Professor Elizabeth McLeay of Victoria University, who has studied referendums, says they are “attractive” because they are inclusive, which gives them legitimacy, because MPs sometimes defer to vested interests, because they can be a “second chamber” in a one-chamber system (which New Zealand’s is) and because they can prompt more “civic virtue” (involvement in the political sphere).
But McLeay notes that citizens can already form and join pressure groups, petition Parliament and make submissions to select committees which under MMP do listen more to submitters and make changes to bills accordingly. “We have a freely accessible system, if voters care to use it.” In addition, governments often consult interest groups and the public on initiatives.
So McLeay argues that there should be five criteria for binding referendums: the question must be unambiguous and easily understood; there must be full information so an informed decision can be made; there must be constraints so that publicity is even-handed (not as in the richly financed opposition to the 1992 and 1993 MMP referendums); they must “enhance trust in political institutions” (that is, not undermine Parliament); and “every voter must have a stake in the question being asked” — that is, a referendum should not advance sectional interest (McLeay cites flat tax as an example where that would not be the case).
Do CIRs meet those criteria? The push for them was a reaction to the 1984-90 Labour government’s economic reform radicalism. The calls for referendums on civil unions, whacking and the Supreme Court came mainly from opponents with strong views. Would referendums in those cases have truly reflected public opinion if fired-up opponents had turned out in droves and laid-back supporters had not?
Some United States “propositions” are bizarre or very technical. Switzerland’s cumbersome system denied women the vote until 1971. Moreover, the Swiss are long practised at referendums and New Zealanders aren’t.
All of those factors argue for McLeay’s caution.
And referendums are blunt: they demand a yes-no answer.
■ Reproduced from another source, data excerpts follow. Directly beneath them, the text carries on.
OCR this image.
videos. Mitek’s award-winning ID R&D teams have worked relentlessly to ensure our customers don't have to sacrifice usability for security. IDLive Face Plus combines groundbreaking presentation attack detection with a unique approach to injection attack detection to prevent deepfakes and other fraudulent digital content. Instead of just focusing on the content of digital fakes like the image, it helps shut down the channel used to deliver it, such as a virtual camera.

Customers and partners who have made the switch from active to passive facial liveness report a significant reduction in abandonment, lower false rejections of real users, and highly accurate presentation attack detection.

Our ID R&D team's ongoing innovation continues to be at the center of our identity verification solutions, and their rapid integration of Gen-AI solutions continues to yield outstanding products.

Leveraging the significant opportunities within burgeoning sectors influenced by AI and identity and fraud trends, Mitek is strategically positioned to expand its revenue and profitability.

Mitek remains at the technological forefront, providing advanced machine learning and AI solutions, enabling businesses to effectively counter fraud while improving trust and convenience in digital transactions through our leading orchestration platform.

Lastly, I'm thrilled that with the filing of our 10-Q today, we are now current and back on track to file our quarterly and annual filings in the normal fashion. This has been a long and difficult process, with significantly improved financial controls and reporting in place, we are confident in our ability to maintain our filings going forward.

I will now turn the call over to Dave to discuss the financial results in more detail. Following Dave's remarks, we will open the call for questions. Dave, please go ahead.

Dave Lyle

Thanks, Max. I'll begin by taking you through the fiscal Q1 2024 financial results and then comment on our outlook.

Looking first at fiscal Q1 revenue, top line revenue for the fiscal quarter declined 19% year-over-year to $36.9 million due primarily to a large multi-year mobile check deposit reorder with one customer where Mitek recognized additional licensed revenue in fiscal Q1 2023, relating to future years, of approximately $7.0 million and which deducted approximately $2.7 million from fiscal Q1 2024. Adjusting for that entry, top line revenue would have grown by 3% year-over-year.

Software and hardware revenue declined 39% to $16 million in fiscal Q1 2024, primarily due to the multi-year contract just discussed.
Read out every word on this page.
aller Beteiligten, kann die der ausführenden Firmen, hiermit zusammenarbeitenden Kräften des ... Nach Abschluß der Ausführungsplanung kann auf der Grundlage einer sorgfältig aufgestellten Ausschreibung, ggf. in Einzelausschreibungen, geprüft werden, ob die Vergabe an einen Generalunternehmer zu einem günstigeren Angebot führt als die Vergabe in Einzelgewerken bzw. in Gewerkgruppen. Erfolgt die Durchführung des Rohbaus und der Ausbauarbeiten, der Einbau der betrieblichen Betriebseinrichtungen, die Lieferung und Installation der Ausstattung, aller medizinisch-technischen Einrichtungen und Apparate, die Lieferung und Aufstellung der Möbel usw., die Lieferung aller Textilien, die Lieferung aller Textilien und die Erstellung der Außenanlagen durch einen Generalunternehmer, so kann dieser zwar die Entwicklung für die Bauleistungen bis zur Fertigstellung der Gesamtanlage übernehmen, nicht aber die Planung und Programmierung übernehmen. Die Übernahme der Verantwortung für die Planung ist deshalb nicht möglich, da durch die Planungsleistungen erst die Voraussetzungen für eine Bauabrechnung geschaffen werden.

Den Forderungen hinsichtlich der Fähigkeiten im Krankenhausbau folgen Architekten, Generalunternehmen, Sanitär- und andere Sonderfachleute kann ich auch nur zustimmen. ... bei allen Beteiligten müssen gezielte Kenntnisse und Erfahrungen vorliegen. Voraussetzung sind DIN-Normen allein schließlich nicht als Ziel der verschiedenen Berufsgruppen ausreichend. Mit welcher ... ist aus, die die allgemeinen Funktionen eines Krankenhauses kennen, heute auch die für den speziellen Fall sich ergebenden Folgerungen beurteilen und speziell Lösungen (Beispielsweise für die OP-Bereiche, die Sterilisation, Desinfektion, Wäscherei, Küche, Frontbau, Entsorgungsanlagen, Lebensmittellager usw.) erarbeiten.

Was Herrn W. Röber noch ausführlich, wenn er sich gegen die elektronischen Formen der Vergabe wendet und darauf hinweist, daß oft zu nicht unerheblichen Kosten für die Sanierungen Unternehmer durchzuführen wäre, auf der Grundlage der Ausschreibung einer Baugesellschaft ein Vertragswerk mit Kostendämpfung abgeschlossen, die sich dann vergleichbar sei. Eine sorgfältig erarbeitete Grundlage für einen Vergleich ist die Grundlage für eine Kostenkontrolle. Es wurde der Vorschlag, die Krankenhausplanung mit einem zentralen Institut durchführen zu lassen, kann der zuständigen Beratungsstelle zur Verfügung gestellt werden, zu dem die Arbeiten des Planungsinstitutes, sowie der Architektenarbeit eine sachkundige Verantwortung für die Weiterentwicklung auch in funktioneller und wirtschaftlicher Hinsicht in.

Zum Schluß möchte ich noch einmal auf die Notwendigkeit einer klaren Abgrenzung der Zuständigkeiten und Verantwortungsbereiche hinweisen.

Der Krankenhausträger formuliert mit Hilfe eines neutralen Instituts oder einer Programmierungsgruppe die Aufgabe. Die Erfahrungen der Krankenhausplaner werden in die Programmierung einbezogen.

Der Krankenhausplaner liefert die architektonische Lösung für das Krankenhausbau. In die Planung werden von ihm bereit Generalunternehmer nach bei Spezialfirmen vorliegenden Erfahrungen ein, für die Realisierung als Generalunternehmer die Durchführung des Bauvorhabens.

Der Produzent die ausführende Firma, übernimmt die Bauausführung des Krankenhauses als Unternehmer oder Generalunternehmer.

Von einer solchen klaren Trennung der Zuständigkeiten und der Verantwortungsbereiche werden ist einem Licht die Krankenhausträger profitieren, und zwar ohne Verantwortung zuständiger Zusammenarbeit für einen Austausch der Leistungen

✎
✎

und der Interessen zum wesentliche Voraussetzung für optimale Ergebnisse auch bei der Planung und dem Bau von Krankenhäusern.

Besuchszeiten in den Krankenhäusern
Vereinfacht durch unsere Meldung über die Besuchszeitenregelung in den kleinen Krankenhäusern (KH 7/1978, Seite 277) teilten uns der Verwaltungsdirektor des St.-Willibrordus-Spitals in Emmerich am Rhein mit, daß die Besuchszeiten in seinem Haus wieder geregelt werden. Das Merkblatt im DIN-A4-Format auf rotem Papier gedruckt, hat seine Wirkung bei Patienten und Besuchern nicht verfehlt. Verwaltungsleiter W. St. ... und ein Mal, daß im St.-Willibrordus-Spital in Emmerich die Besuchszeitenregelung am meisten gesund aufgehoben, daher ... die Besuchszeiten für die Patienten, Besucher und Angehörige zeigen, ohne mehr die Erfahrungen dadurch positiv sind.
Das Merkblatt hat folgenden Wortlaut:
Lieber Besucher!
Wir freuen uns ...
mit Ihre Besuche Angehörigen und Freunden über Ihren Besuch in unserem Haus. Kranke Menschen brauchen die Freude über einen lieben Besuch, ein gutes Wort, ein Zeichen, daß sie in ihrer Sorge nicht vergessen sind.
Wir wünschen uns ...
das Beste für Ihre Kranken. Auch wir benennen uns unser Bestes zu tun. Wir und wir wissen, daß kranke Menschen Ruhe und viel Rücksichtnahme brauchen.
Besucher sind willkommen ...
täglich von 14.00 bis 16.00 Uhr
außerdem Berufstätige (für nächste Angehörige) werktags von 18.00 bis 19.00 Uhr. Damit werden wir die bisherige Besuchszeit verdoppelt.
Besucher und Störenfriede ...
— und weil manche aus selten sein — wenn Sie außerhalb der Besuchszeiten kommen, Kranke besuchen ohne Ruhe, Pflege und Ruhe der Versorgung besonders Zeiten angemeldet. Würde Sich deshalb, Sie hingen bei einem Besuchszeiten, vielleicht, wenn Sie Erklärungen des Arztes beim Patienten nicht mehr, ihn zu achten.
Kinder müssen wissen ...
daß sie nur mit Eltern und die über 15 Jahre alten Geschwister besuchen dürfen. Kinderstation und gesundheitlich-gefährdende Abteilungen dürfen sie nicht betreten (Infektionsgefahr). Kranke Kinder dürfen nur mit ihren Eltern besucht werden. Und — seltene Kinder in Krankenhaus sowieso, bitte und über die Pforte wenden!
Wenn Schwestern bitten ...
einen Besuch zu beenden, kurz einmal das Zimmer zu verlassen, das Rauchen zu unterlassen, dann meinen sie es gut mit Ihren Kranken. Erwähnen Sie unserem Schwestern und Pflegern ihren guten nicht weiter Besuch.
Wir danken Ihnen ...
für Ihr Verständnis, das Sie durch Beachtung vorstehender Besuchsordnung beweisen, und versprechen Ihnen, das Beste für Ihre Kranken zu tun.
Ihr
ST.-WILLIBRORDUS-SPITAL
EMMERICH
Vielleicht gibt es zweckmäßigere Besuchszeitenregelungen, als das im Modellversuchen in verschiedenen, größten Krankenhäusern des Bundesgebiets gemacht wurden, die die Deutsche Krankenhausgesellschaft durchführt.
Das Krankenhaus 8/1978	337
That can leave the public divided. Opponents of MMP reckon the 54-46 vote in 1993 was too narrow on a major issue.
So citizens assemblies and juries are gaining credence as an alternative. There are many versions but essentially they are composed of citizens, randomly selected so they are representative, who explore an issue over some time and with expert guidance and reach a conclusion. They are in a sense large focus groups inside the official political process.
Canada has pioneered this technique, particularly for constitutional or electoral matters, in which MPs have a vested interest. Professor Jonathan Rose, of Queens University in Ontario, says it can tap into the “wisdom of crowds” and is particularly useful to resolve a parliamentary impasse.
Canterbury University academic Therese Arseneau, a Canadian, says people in an assembly or on a jury change their minds on the evidence, while a referendum can entrench rather than resolve divisions. Green MP Metiria Turei reckons them superior to referendums because those involved can reach a measured, informed decision. However, she thinks they should not be binding but only recommendatory.
The Scandinavian countries have taken a different tack. In various ways they bring together peak interest groups, officials and politicians to thrash out a consensus over time — sometimes several years — in which competing interests are reconciled through reciprocal concessions.
The leadership forum set up here to advise on the emissions trading legislation was a pale copy. Had a climate change roundtable been set up in 2000 and been more broadly based, it might have generated a way forward in deeply divisive policy area.
That opportunity was missed. But it may well be taken in future. The growing interest in that and other alternatives indicate democracy is not just elections and Parliament. Like everything, it is in flux.